O relator do processo, conselheiro Fernando Vita, determinou a formulação de representação ao Ministério Público Estadual para que seja apurada a prática de ato de improbidade administrativa. O gestor foi multado em R$15 mil.
Leia na íntegra
Sobre a decisão anunciada pelo TCM, proferida na sessão do dia 18 de agosto, com aplicação de multa ao gestor municipal de Senhor do Bonfim, Sr. Carlos Brasileiro, devido a uma suposta irregularidade na contratação do serviço de transporte escolar no primeiro semestre de 2017, cabe informar aos meios de comunicação e à população em geral que a denúncia oferecida foi rapidamente contestada à época com a apresentação de provas que desmentem qualquer falha administrativa que revelasse um cenário de contratação emergencial fabricada ou má gestão dos recursos públicos.

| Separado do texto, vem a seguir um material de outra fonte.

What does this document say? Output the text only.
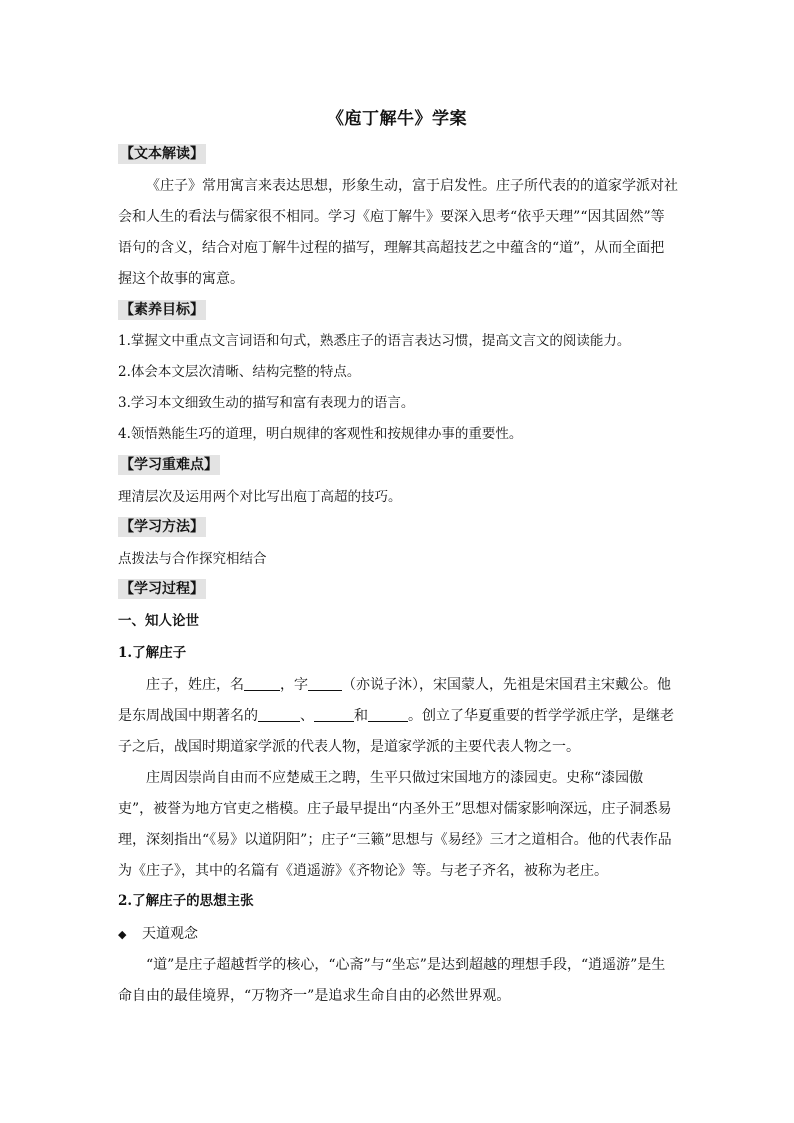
《庖丁解牛》学案
【文本解读】
《庄子》常用寓言来表达思想，形象生动，富于启发性。庄子所代表的的道家学派对社会和人生的看法与儒家很不相同。学习《庖丁解牛》要深入思考“依乎天理”“因其固然”等语句的含义，结合对庖丁解牛过程的描写，理解其高超技艺之中蕴含的“道”，从而全面把握这个故事的寓意。
【素养目标】
1.掌握文中重点文言词语和句式，熟悉庄子的语言表达习惯，提高文言文的阅读能力。
2.体会本文层次清晰、结构完整的特点。
3.学习本文细致生动的描写和富有表现力的语言。
4.领悟熟能生巧的道理，明白规律的客观性和按规律办事的重要性。
【学习重难点】
理清层次及运用两个对比写出庖丁高超的技巧。
【学习方法】
点拨法与合作探究相结合
【学习过程】
一、知人论世
1.了解庄子
庄子，姓庄，名	，字 （亦说子沐），宋国蒙人，先祖是宋国君主宋戴公。他是东周战国中期著名的	、	和	。创立了华夏重要的哲学学派庄学，是继老子之后，战国时期道家学派的代表人物，是道家学派的主要代表人物之一。
庄周因崇尚自由而不应楚威王之聘，生平只做过宋国地方的漆园吏。史称“漆园傲吏”，被誉为地方官吏之楷模。庄子最早提出“内圣外王”思想对儒家影响深远，庄子洞悉易理，深刻指出“《易》以道阴阳”；庄子“三籁”思想与《易经》三才之道相合。他的代表作品为《庄子》，其中的名篇有《逍遥游》《齐物论》等。与老子齐名，被称为老庄。
2.了解庄子的思想主张
◆ 天道观念
“道”是庄子超越哲学的核心，“心斋”与“坐忘”是达到超越的理想手段，“逍遥游”是生命自由的最佳境界，“万物齐一”是追求生命自由的必然世界观。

Na verdade, em razão de omissão de informações praticada pela gestão 2013-2106 durante o processo de transição exigido pelo Tribunal de Contas, pela qual membros do governo anterior não sinalizaram para existência de um acordo firmado com o Ministério Público de Senhor do Bonfim (TAC – Termo de Ajustamento de Conduta), assinado pelo ex-prefeito Dr. Correia no ano 2015, que obrigou uma série de estudos prévios e exigências de natureza complexas que deveriam ser necessariamente cumpridas antes da publicação do certame licitatório adequado (Pregão Presencial) para contratação dos serviços de transporte escolar no município de Senhor do Bonfim.

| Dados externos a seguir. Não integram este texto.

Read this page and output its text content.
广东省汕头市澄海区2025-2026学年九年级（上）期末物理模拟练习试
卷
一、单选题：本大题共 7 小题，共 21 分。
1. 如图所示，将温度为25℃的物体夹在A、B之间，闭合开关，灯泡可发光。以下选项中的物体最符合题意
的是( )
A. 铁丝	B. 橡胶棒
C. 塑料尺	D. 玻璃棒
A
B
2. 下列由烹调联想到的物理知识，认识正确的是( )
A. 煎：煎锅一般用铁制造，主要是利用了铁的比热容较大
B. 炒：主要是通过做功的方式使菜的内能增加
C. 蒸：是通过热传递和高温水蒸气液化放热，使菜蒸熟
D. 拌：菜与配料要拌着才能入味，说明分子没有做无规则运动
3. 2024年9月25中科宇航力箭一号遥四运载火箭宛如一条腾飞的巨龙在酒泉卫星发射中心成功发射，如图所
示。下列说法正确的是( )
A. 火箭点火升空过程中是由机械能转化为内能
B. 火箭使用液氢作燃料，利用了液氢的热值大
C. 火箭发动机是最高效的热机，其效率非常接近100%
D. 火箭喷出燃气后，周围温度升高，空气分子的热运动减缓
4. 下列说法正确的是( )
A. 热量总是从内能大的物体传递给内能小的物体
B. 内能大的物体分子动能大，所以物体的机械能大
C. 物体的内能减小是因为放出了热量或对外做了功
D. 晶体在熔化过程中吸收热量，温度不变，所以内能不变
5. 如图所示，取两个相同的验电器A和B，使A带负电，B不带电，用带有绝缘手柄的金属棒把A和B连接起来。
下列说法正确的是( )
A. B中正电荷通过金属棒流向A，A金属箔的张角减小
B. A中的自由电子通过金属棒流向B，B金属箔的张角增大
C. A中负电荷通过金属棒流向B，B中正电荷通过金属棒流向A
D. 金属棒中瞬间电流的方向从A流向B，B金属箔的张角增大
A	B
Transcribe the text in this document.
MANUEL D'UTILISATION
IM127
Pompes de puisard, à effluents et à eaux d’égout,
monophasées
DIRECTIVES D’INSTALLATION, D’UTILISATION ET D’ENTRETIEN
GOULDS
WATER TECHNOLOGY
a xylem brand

Cumpre observar que, embora o referido acordo (TAC) tivesse sido firmado ainda no ano de 2015, a atual gestão tomou conhecimento da sua existência através de provocação formal do Ministério Público local – o que se deu somente em fevereiro de 2017 – quando então descobriu que nenhuma das medidas exigidas foi adotada pela antiga gestão para que a atual gestão pudesse aproveitar na preparação do regular processo licitatório, como, por exemplo, a obrigação contida no “Parágrafo quarto” do TAC que concedeu o prazo de 24 meses para realização de diagnóstico do transporte escolar no município através da elaboração de um mapa rodoviário de toda a cidade “zona rural e urbana” com desenho e localização georreferenciada de todas rotas estipuladas contendo as unidades de destino dos estudantes, bem como, dos pontos de embarque e desembarque.
Diante disso, para que não houvesse prejuízo ao início do período letivo no âmbito do município de Senhor do Bonfim, e assim garantir o transporte escolar para milhares de alunos da rede pública municipal, a atual gestão se viu impulsionada a deflagrar o competente processo administrativo para contratação emergencial dos serviços de transporte escolar, tudo isso de forma concomitante ao início das medidas administrativas necessárias para o cumprimento das exigências estabelecidas no acordo firmado com o Ministério Público de Senhor do Bonfim, ainda em 2015.
Importante destacar que a denúncia oferecida pelo edil Laércio Muniz de Azevedo Junior, omitiu de forma propositada a existência do multireferido Termo de Ajustamento de Conduta – TAC, que foi firmado durante a gestão compreendida entre 2013-2016, período em que pai do vereador denunciante, Laércio Muniz de Azevedo, ocupava a cadeira de presidente da vereança municipal, integrando a base governista.
Por todo exposto, firme na existência de elementos suficientes para derrubada da multa imposta, e na certeza de que a sanção foi completamente injusta, o Prefeito Carlos Brasileiro recorrerá imediatamente contra os termos da decisão do Tribunal de Contas dos Municípios da Bahia.